Air dari talang air disalurkan meniti rantai menuju sumur-sumur resapan. Tak heran jika
pekarangan mereka tidak pernah tergenang lama, dan tanah lebih subur. Aneka tanaman yang
dipelihara pun hanya diberi pupuk, tanpa pemberian pestisida. Tanaman zodiak, rosemari,
dan geranium pun dimanfaatkan sebagai tanaman pengusir nyamuk. Praktis, tanpa perlu keluar
uang untuk membeli obat nyamuk.
”Sejak lampu hemat energi tersedia di toko, kami mengganti semua lampu pijar
dengan lampu hemat energi. Kami juga mematikan lampu TV, bukannya distel pada stand by
yang makan listrik lima watt,” ujar Otto.
Otto yang kelahiran Purwokerto, 19 Februari 1926, sebagai anak keenam dari 13
bersaudara alias di tengah-tengah dari pasangan Soediro - Soemarni. Nama aslinya adalah
Soemarwoto, namun saat kecil dia biasa dipanggil Otok. Nah, saat sekolah di Amerika yang
kelak bertemu dengan jodohnya, Soemarwoto menyebutkan nama pertamanya Otok. Orang Amerika
menulis Otok dengan ejaan Otto dan melekat hingga kini.

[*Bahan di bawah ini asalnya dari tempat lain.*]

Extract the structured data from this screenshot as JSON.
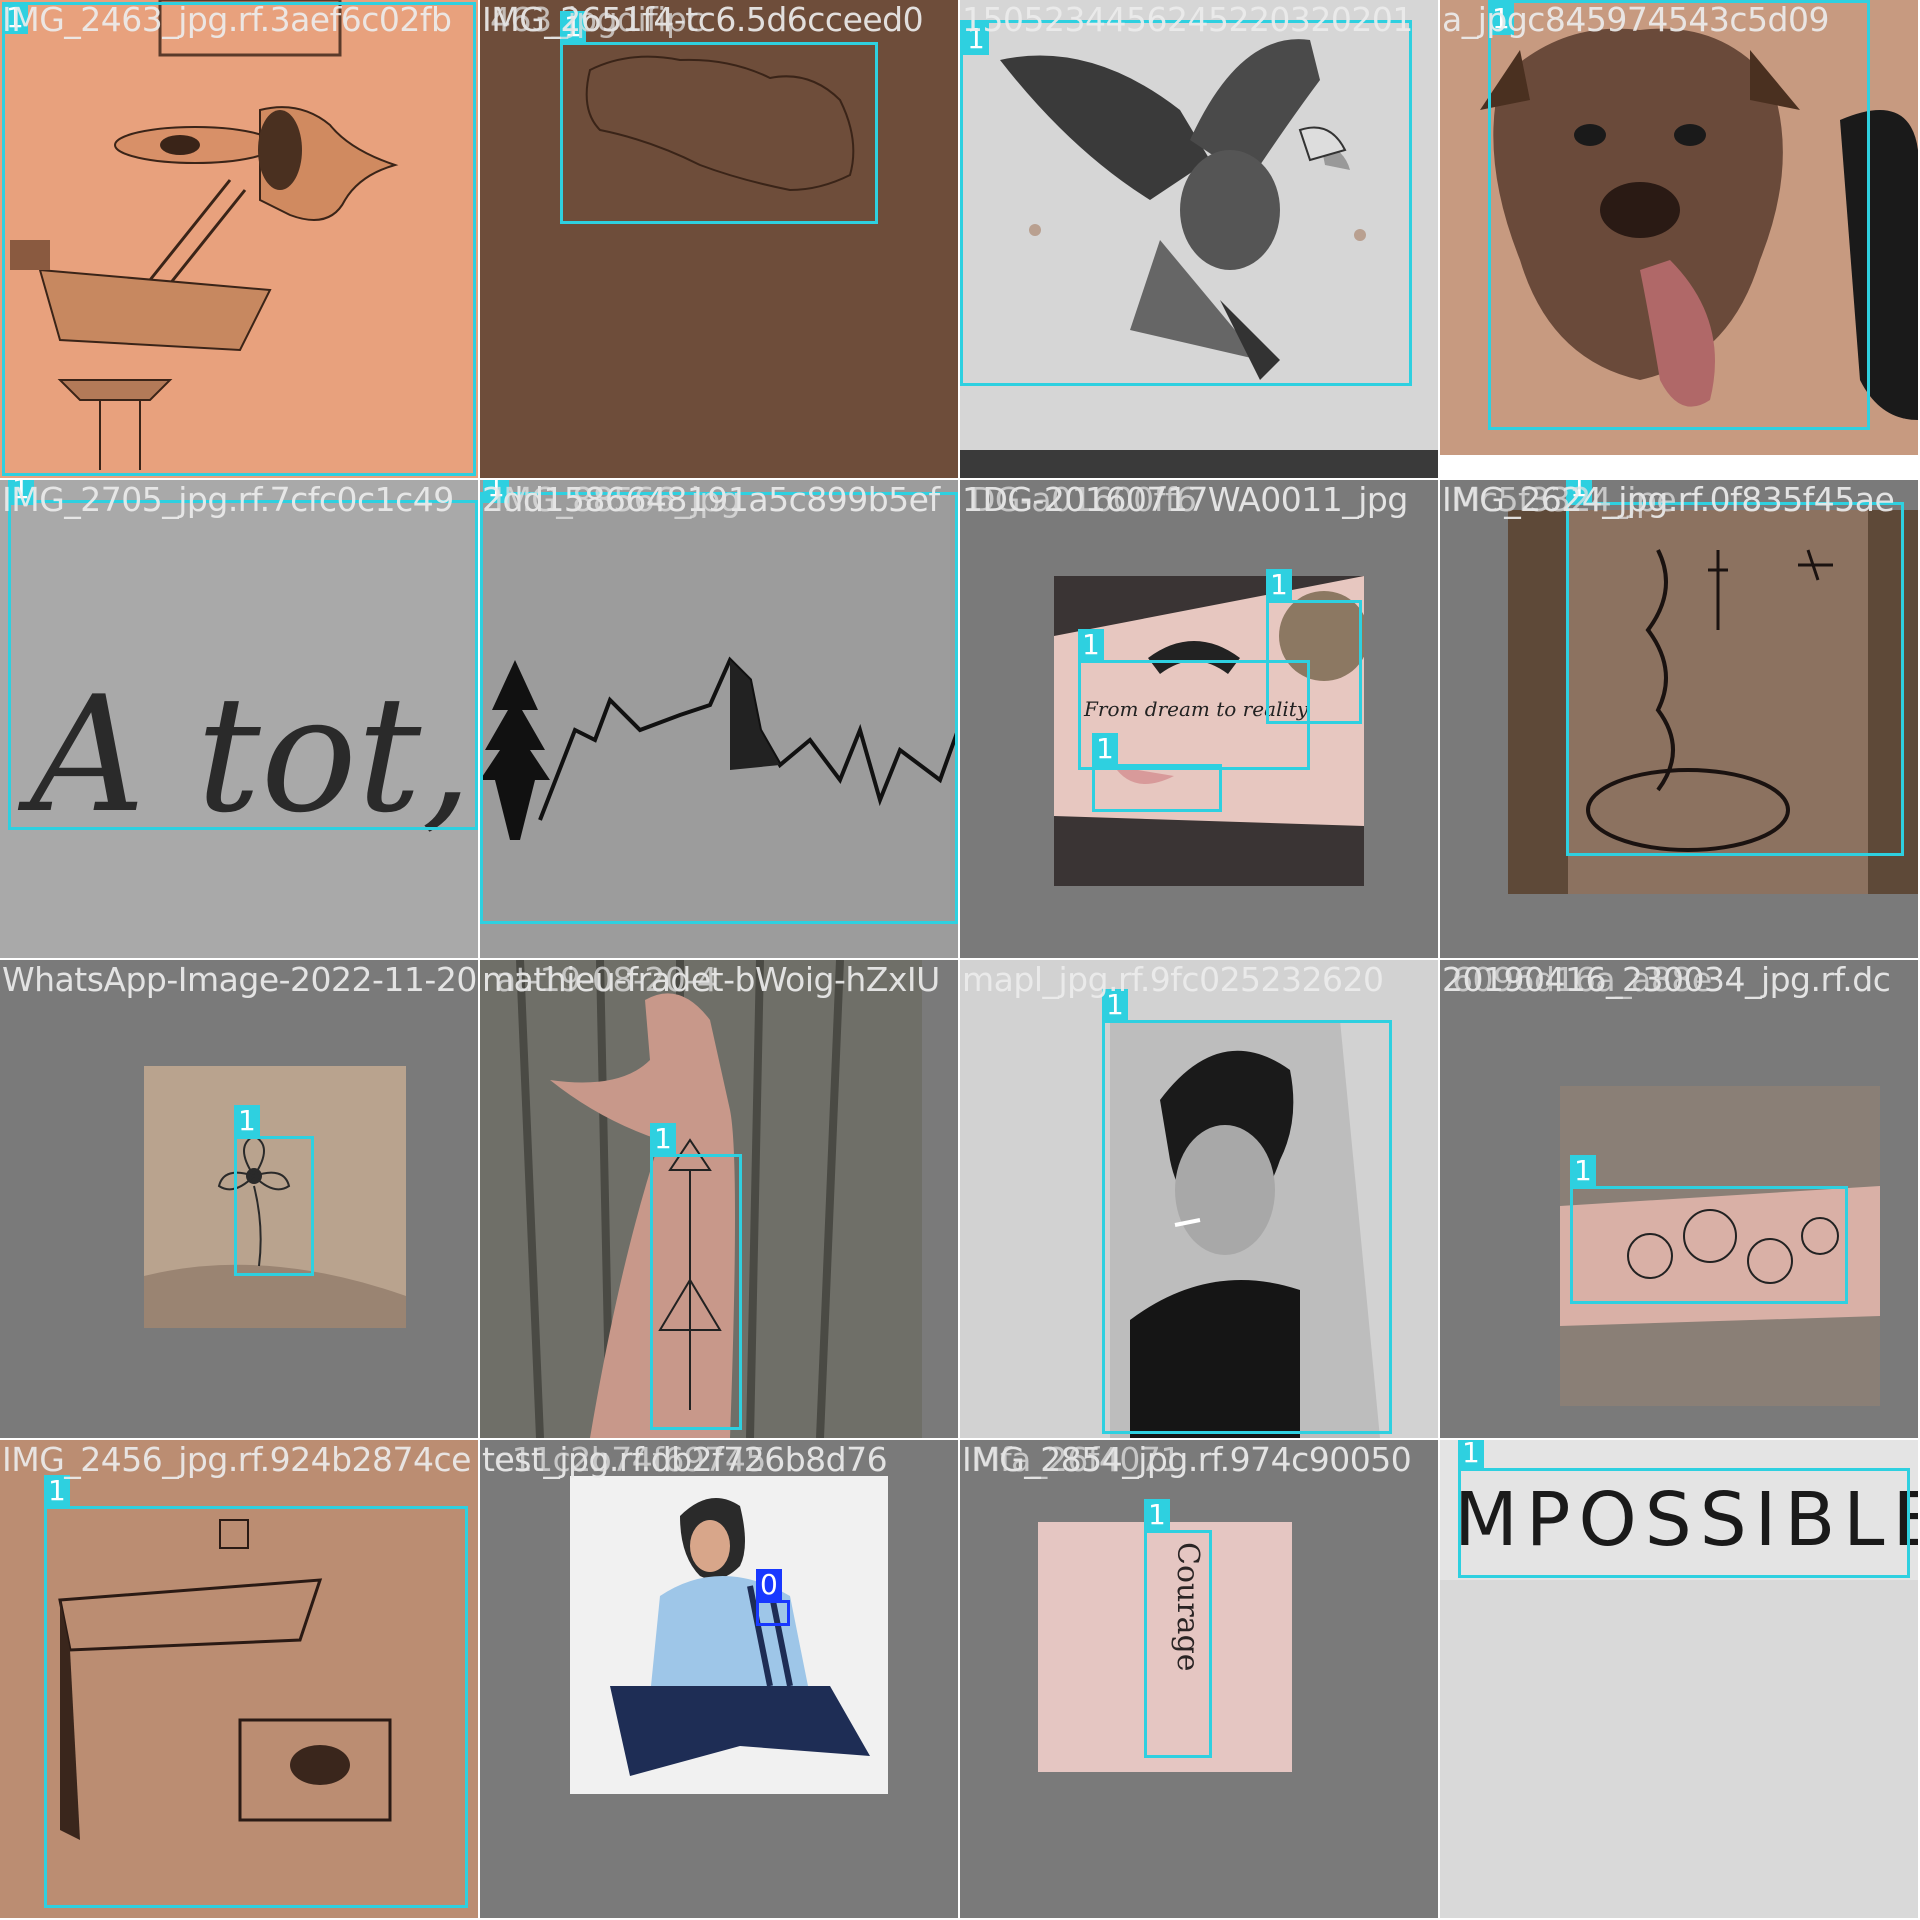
{
  "grid": {
    "rows": 4,
    "cols": 4,
    "colors": {
      "class0": "#1838ff",
      "class1": "#2ed0e0",
      "filename_text": "#ebebeb",
      "letterbox": "#7a7a7a"
    }
  },
  "tiles": [
    {
      "filename": "IMG_2463_jpg.rf.3aef6c02fb",
      "overlay_filename": "",
      "labels": [
        "1"
      ],
      "subject": "surreal head with ladder tattoo"
    },
    {
      "filename": "IMG_2651f4-tc6.5d6cceed0",
      "overlay_filename": "463_jpgdifipc",
      "labels": [
        "1"
      ],
      "subject": "island outline tattoo"
    },
    {
      "filename": "1505234456245220320201",
      "overlay_filename": "",
      "labels": [
        "1"
      ],
      "subject": "eagle chest tattoo"
    },
    {
      "filename": "a_jpgc845974543c5d09",
      "overlay_filename": "",
      "labels": [
        "1"
      ],
      "subject": "pitbull dog portrait tattoo"
    },
    {
      "filename": "IMG_2705_jpg.rf.7cfc0c1c49",
      "overlay_filename": "",
      "labels": [
        "1"
      ],
      "subject": "script lettering tattoo",
      "tattoo_text": "A tot, si"
    },
    {
      "filename": "2dd1586648191a5c899b5ef",
      "overlay_filename": "IMG_88566_jpg",
      "labels": [
        "1"
      ],
      "subject": "mountain and pine tree tattoo"
    },
    {
      "filename": "1DG-20160717WA0011_jpg",
      "overlay_filename": "DG-a01600ff6",
      "labels": [
        "1",
        "1",
        "1"
      ],
      "subject": "forearm with bike wheel and moon",
      "tattoo_text": "From dream to reality"
    },
    {
      "filename": "IMG_2624_jpg.rf.0f835f45ae",
      "overlay_filename": "Mc5f3324_jpe",
      "labels": [
        "1"
      ],
      "subject": "vertical script tattoo"
    },
    {
      "filename": "WhatsApp-Image-2022-11-20",
      "overlay_filename": "",
      "labels": [
        "1"
      ],
      "subject": "small flower tattoo on arm"
    },
    {
      "filename": "mathieu-fradet-bWoig-hZxIU",
      "overlay_filename": "at-19-08-20-4",
      "labels": [
        "1"
      ],
      "subject": "arrow forearm tattoo"
    },
    {
      "filename": "mapl_jpg.rf.9fc025232620",
      "overlay_filename": "",
      "labels": [
        "1"
      ],
      "subject": "realistic portrait with cigarette"
    },
    {
      "filename": "20190416_230034_jpg.rf.dc",
      "overlay_filename": "6096d16a_a88e",
      "labels": [
        "1"
      ],
      "subject": "floral forearm tattoo"
    },
    {
      "filename": "IMG_2456_jpg.rf.924b2874ce",
      "overlay_filename": "",
      "labels": [
        "1"
      ],
      "subject": "geometric grid illusion tattoo"
    },
    {
      "filename": "test_jpg.rf.db2f726b8d76",
      "overlay_filename": "c11c2b74f69745",
      "labels": [
        "0"
      ],
      "subject": "woman in blue track jacket with logo"
    },
    {
      "filename": "IMG_2854_jpg.rf.974c90050",
      "overlay_filename": "Mfa_26f4071",
      "labels": [
        "1"
      ],
      "subject": "vertical word tattoo",
      "tattoo_text": "Courage"
    },
    {
      "filename": "",
      "overlay_filename": "",
      "labels": [
        "1"
      ],
      "subject": "word tattoo",
      "tattoo_text": "MPOSSIBLE"
    }
  ]
}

Otto menganjurkan hidup sehat dan gemar menabung. Memang, Otto kecil sudah terbiasa
menabung di celengan, hingga suatu ketika dia berhasil membeli kambing jawa saat berusia
13 tahun. Maka dia menganjurkan untuk pergi jarak dekat cukup jalan kaki. Sedangkan jarak
menengah bisa menggunakan sepeda. Dengan demikian ada ongkos transportasi yang bisa
dihemat. Sayangnya, masyarakat kita malas untuk menggerakkan badan, sehingga penjualan
motor meningkat dari tahun ke tahun. Uang yang ada harus dibagi untuk membeli kendaraan
yang justru menimbulkan polusi udara.
Sementara Idjah merupakan anggota keluarga terpandang di Ciamis. Neneknya merupakan
cucu Patih Sukapura. Sedangkan ayah Idjah adalah keturunan Prabu Haur Kuning. Meski
tergolong bangsawan dan berhak menyandang gelar raden, orang tua Idjah berpikiran maju
dengan tidak menempelkan gelar pertanda keturunan. Idjah mengenang perkataan ayahnya, ”Ayah
berkata, jaman sudah berubah. Gelar yang betul adalah Dokter (Dr), Meester (Mr) (sarjana
hukum), dan Ingsinyur (Ir) seperti yang dipakai oleh Soekarno itu! Bukan pertanda
keturunan.” (hal. 30).
Keduanya bertemu saat bersekolah di Universitas Berkeley, Amerika Serikat. Idjah adalah
pakar biologi. Temuan penelitiannya yang diakui di dunia adalah keahlian dalam
menyuntikkan zat untuk menunjukkan anatomi pembuluh darah kelenjar susu dengan mendetail
sampai yang terhalus pada mencit (tiksu putih). Dengan demikian hal itu membantu dalam
penelitian kanker dan genetika.
Dapat dibayangkan betapa halusnya pembuluh darah pada hewan tersebut. Bagaimana Idjah
bisa melakukannya? Ternyata dengan merendah dia berdoa sebelum melakukan penyuntikan,
seraya memohon ampun pada Allah karena akan membunuh makhluknya, dan mohon bimbingan,
karena percobaan itu untuk kepentingan ilmu pengetahuan.
Dalam pandangan Prof. Dr. Mohamad Soerjani (Institut Pendidikan dan Pengembangan
Lingkungan Jakarta) yang juga murid dan kolega Otto, figur Otto Soemarwoto menunjukkan
keberpihakannya pada petani diwujudkan sewaktu diadakan bazar tahun 1953 di Kompleks
Ngasem, Yogyakarta. ”Mas Otto membeli baju pengemis, dicucinya dan digunakannya
sebagai pemimpin petani dengan bajunya yang compang-camping. Semuanya itu membuka gambaran
bahwa beliau adalah mahasiswa yang akan menjadi insinyur pertaniannya rakyat jelata,”
ujarnya.
Atas inisiatif Prof. Otto, Kota Bogor sebagai sumber daya peneliti biologi terangkat ke
taraf kawasan dunia sebagai pusat penelitian biologi tropika.